Other News Worth Watching
- Claude Code Upgrade: Anthropic released an update for its development tool Claude Code CLI, adding Async subagents and instant compact mode, further improving development efficiency.
- Google Labs Pomelli Animated: Google’s experimental project Pomelli now introduces animation features. Supported by the Veo 3.1 model, users can transform static content into animations that fit their brand style, currently open for free trial in select countries.
- DeepMind FACTS Benchmark: To combat AI hallucinations, Google DeepMind released the FACTS Benchmark Suite, a set of tools for systematically evaluating the factual correctness of large language models, helping to develop more reliable AI models.
Frequently Asked Questions (FAQ)
Q: How do I use Adobe’s features in ChatGPT? To use these features, you need to type commands directly into ChatGPT, such as “use Photoshop to adjust the brightness of this image.” The system will automatically detect and invoke the corresponding Adobe application. Please note that these features are currently being rolled out gradually to global users, and you may need to log in to your Adobe account to use the full functionality.

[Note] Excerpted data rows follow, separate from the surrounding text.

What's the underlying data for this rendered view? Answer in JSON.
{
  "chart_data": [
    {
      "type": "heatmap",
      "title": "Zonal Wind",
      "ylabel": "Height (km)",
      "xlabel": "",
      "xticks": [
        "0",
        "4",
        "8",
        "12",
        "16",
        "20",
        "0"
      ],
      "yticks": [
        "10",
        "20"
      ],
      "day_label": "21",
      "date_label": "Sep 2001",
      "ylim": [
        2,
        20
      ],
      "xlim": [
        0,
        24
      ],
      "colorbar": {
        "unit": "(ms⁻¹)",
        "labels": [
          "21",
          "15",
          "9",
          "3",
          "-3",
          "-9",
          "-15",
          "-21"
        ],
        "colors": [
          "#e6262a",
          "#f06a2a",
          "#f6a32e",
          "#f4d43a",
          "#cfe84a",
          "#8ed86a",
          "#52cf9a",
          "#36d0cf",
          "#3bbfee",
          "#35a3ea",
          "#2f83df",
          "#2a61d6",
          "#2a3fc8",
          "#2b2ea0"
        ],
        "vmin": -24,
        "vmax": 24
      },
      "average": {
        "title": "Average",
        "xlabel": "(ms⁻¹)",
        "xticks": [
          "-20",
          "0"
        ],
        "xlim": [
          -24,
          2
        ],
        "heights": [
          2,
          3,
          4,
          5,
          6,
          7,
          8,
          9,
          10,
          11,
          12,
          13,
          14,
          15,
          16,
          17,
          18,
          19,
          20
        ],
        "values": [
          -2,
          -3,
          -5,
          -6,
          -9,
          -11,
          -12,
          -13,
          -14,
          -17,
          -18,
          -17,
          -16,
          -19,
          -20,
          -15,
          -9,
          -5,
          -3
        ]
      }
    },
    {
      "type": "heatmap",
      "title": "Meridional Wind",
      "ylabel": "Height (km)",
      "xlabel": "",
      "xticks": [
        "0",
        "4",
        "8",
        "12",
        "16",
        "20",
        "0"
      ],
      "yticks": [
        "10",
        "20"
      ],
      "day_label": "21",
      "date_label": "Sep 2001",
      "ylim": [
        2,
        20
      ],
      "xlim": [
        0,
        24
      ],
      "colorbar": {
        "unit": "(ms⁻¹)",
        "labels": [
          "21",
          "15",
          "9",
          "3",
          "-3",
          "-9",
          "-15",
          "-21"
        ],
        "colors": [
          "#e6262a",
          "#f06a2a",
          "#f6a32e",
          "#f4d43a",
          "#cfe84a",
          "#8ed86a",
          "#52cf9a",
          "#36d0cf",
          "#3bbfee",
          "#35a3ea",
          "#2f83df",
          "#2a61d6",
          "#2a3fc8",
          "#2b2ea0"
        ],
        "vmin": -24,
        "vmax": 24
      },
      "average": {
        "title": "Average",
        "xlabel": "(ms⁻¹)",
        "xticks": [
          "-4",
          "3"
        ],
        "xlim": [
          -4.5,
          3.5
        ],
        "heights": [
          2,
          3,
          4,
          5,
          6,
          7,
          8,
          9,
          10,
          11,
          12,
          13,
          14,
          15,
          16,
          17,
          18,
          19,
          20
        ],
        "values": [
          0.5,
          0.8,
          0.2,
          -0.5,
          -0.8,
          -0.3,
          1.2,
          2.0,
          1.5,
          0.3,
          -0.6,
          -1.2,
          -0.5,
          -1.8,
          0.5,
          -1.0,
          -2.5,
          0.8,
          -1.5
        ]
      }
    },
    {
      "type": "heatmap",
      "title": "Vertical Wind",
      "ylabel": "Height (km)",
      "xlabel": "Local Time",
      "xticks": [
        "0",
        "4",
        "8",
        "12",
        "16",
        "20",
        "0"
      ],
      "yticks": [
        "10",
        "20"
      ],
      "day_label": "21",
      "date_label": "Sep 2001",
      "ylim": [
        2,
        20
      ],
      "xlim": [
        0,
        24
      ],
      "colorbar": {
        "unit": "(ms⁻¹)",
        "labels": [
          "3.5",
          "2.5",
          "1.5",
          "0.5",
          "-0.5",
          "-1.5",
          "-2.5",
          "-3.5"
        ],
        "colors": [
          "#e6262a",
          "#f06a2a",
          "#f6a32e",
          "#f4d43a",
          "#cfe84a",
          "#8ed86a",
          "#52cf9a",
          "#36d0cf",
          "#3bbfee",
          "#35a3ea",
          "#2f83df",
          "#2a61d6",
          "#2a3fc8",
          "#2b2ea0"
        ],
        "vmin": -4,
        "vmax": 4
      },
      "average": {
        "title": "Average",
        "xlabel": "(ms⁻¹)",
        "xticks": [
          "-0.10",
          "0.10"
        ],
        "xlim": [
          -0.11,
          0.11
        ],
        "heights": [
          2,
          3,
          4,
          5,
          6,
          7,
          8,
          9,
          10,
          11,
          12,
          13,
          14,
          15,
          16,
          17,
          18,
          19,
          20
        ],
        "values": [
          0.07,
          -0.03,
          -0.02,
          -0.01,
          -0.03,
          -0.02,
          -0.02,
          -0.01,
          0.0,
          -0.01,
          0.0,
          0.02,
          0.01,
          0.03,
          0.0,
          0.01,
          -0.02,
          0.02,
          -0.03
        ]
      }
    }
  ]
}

Q: What is the difference between Cursor’s Debug Mode and general AI chat debugging? General AI chat debugging usually relies only on static analysis of the code snippets you provide, which is prone to incorrect guesses. Cursor’s Debug Mode proactively inserts logs into your code, collects runtime data during actual program execution, and diagnoses problems based on this real data, so the repair accuracy is usually higher.
Q: What are the main improvements in Google Gemini 2.5 TTS? Gemini 2.5 TTS mainly improves the “expressiveness” and “control” of the voice. It can more precisely follow instructions regarding intonation, emotion, and speech speed (e.g., “say in a nervous tone”), and when handling multi-person conversations, it can better distinguish and maintain the voice characteristics of different characters, sounding more like real human conversation.